2024 Annual Report

U.S. Ethanol Exports To United Kingdom On The Rise

The United Kingdom (UK) has emerged as a significant export market for U.S. ethanol. During marketing year (MY) 2023/2024, export volumes of U.S. ethanol destined for the U.K. reached 227 million gallons, surpassing the European Union by 86 million gallons. Although the current MY 24/25 only began in September, ethanol exports of U.S. origin to the U.K. are already up 29 percent year-on-year, placing it as the third largest export destination for U.S. ethanol.

The U.S. Grains Council (USGC) plans to continue encouraging the British government to build on its efforts to increase the use of biofuels to achieve an E10 average blend rate nationwide, removing the current duty on U.S. ethanol and allowing for the inclusion of first-generation biofuels in the context of its SAF mandate.

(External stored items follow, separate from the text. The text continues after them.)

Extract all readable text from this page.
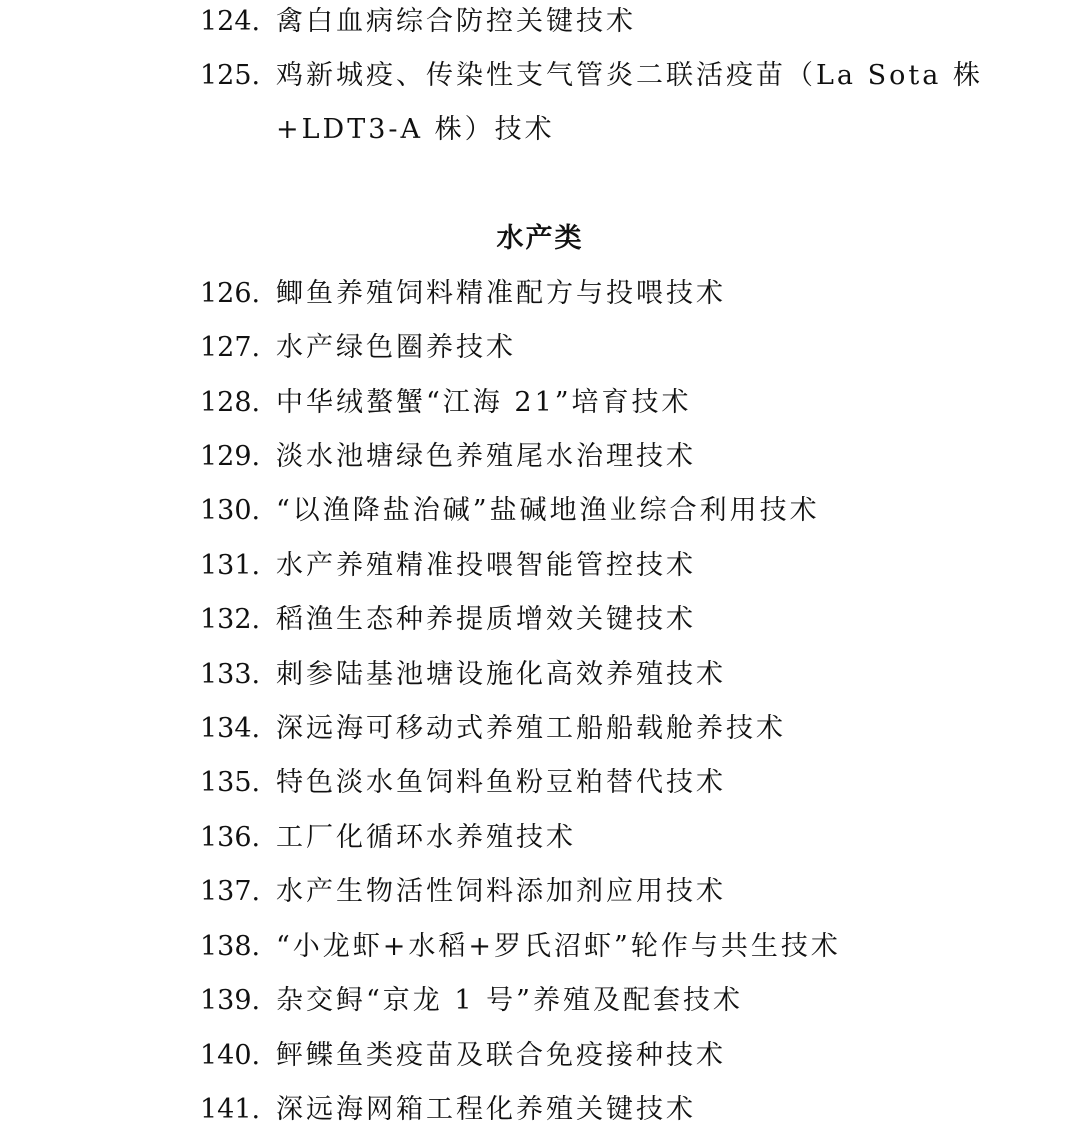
124. 禽白血病综合防控关键技术
125. 鸡新城疫、传染性支气管炎二联活疫苗（La Sota 株
+LDT3-A 株）技术
水产类
126. 鲫鱼养殖饲料精准配方与投喂技术
127. 水产绿色圈养技术
128. 中华绒螯蟹“江海 21”培育技术
129. 淡水池塘绿色养殖尾水治理技术
130. “以渔降盐治碱”盐碱地渔业综合利用技术
131. 水产养殖精准投喂智能管控技术
132. 稻渔生态种养提质增效关键技术
133. 刺参陆基池塘设施化高效养殖技术
134. 深远海可移动式养殖工船船载舱养技术
135. 特色淡水鱼饲料鱼粉豆粕替代技术
136. 工厂化循环水养殖技术
137. 水产生物活性饲料添加剂应用技术
138. “小龙虾+水稻+罗氏沼虾”轮作与共生技术
139. 杂交鲟“京龙 1 号”养殖及配套技术
140. 鲆鲽鱼类疫苗及联合免疫接种技术
141. 深远海网箱工程化养殖关键技术
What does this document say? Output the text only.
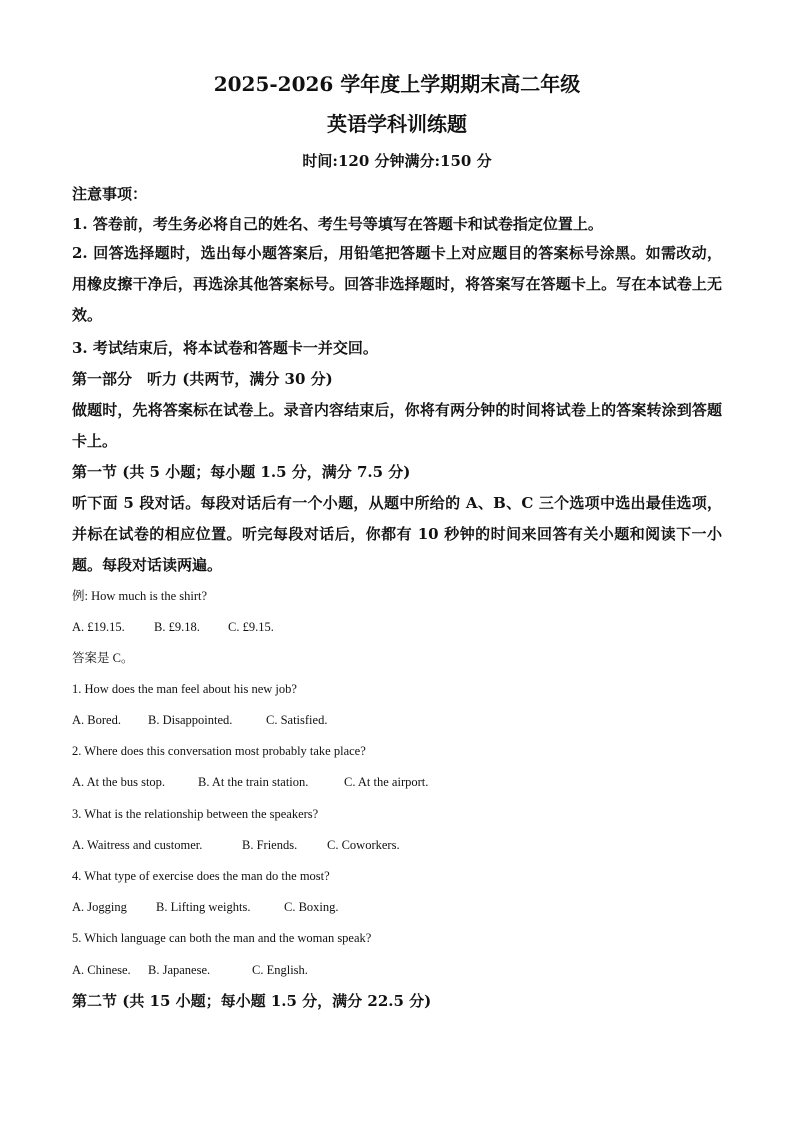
2025-2026 学年度上学期期末高二年级
英语学科训练题
时间:120 分钟满分:150 分
注意事项：
1. 答卷前，考生务必将自己的姓名、考生号等填写在答题卡和试卷指定位置上。
2. 回答选择题时，选出每小题答案后，用铅笔把答题卡上对应题目的答案标号涂黑。如需改动，用橡皮擦干净后，再选涂其他答案标号。回答非选择题时，将答案写在答题卡上。写在本试卷上无效。
3. 考试结束后，将本试卷和答题卡一并交回。
第一部分　听力 (共两节，满分 30 分)
做题时，先将答案标在试卷上。录音内容结束后，你将有两分钟的时间将试卷上的答案转涂到答题卡上。
第一节 (共 5 小题；每小题 1.5 分，满分 7.5 分)
听下面 5 段对话。每段对话后有一个小题，从题中所给的 A、B、C 三个选项中选出最佳选项，并标在试卷的相应位置。听完每段对话后，你都有 10 秒钟的时间来回答有关小题和阅读下一小题。每段对话读两遍。
例: How much is the shirt?
A. £19.15. B. £9.18. C. £9.15.
答案是 C。
1. How does the man feel about his new job?
A. Bored. B. Disappointed.	C. Satisfied.
2. Where does this conversation most probably take place?
A. At the bus stop.	B. At the train station.	C. At the airport.
3. What is the relationship between the speakers?
A. Waitress and customer.	B. Friends. C. Coworkers.
4. What type of exercise does the man do the most?
A. Jogging B. Lifting weights.	C. Boxing.
5. Which language can both the man and the woman speak?
A. Chinese. B. Japanese.	C. English.
第二节 (共 15 小题；每小题 1.5 分，满分 22.5 分)
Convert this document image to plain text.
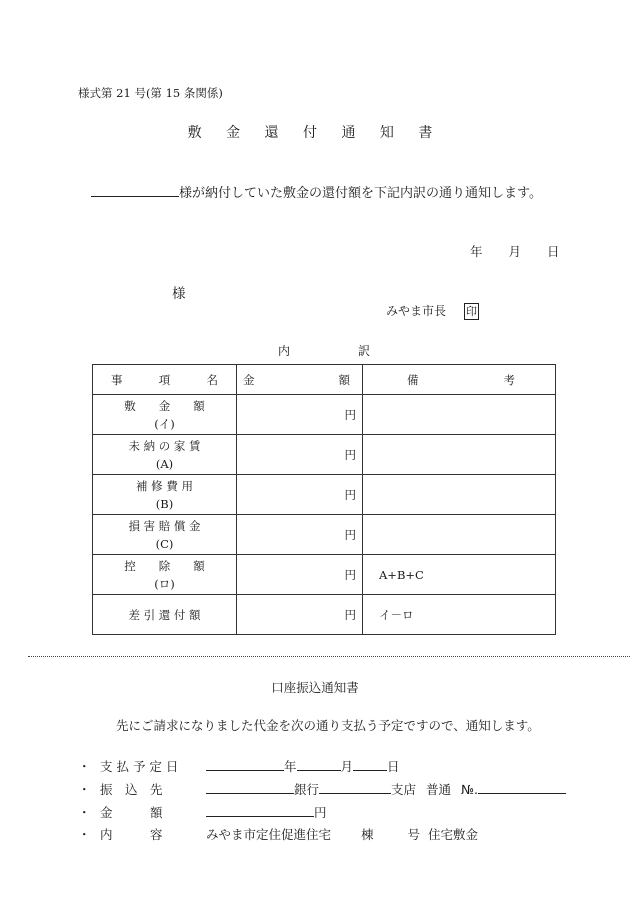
様式第 21 号(第 15 条関係)
敷 金 還 付 通 知 書
様が納付していた敷金の還付額を下記内訳の通り通知します。
年 月 日
様
みやま市長 印
内	訳
事 項 名	金 額	備 考

敷　　金　　額
(イ)	円	

未 納 の 家 賃
(A)	円	

補 修 費 用
(B)	円	

損 害 賠 償 金
(C)	円	

控　　除　　額
(ロ)	円	A+B+C

差 引 還 付 額	円	イ－ロ
口座振込通知書
先にご請求になりました代金を次の通り支払う予定ですので、通知します。
・ 支 払 予 定 日	年	月	日
・ 振　込　先	銀行	支店 普通 №.
・ 金　　　額	円
・ 内　　　容	みやま市定住促進住宅 棟	号 住宅敷金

The country’s burgeoning demand for U.S. ethanol in recent years is largely ascribed to the country’s embrace of ethanol as an effective tool to aid in the decarbonization of its transportation sector. In the U.K., the increased use of ethanol and other renewable fuels is mandated by the Renewable Transport Fuel Obligation (RTFO).

In July 2021, the U.K. Department for Transport (DfT) published its transport decarbonization plan, which seeks to decarbonize all modes of domestic transport by 2050. This initiative preceded the introduction of the country’s mandate that gasoline must be blended with 10 percent ethanol (E10) in September of that year, contributing to an increase in the use of renewable fuel in the U.K.. Building on this momentum and successful rollout in England, Northern Ireland saw E10 implementation in November 2022.

The latest installment in the U.K.’s energy plan relates to sustainable aviation fuel (SAF). Specifically, the SAF Mandate serves as the U.K.’s key policy to decarbonize aviation fuel by encouraging the supply of SAF. The mandate came into effect on Jan. 1, 2025, starting at a modest two percent of total U.K. jet fuel demand, but ramping up on a linear basis to 10 percent in 2030, before reaching 22 percent in 2040. From 2040, the obligation will remain at 22 percent until there is greater certainty regarding SAF supply. The policy also features a sub-mandate on power-to-liquid (PtL) fuels, beginning in 2028.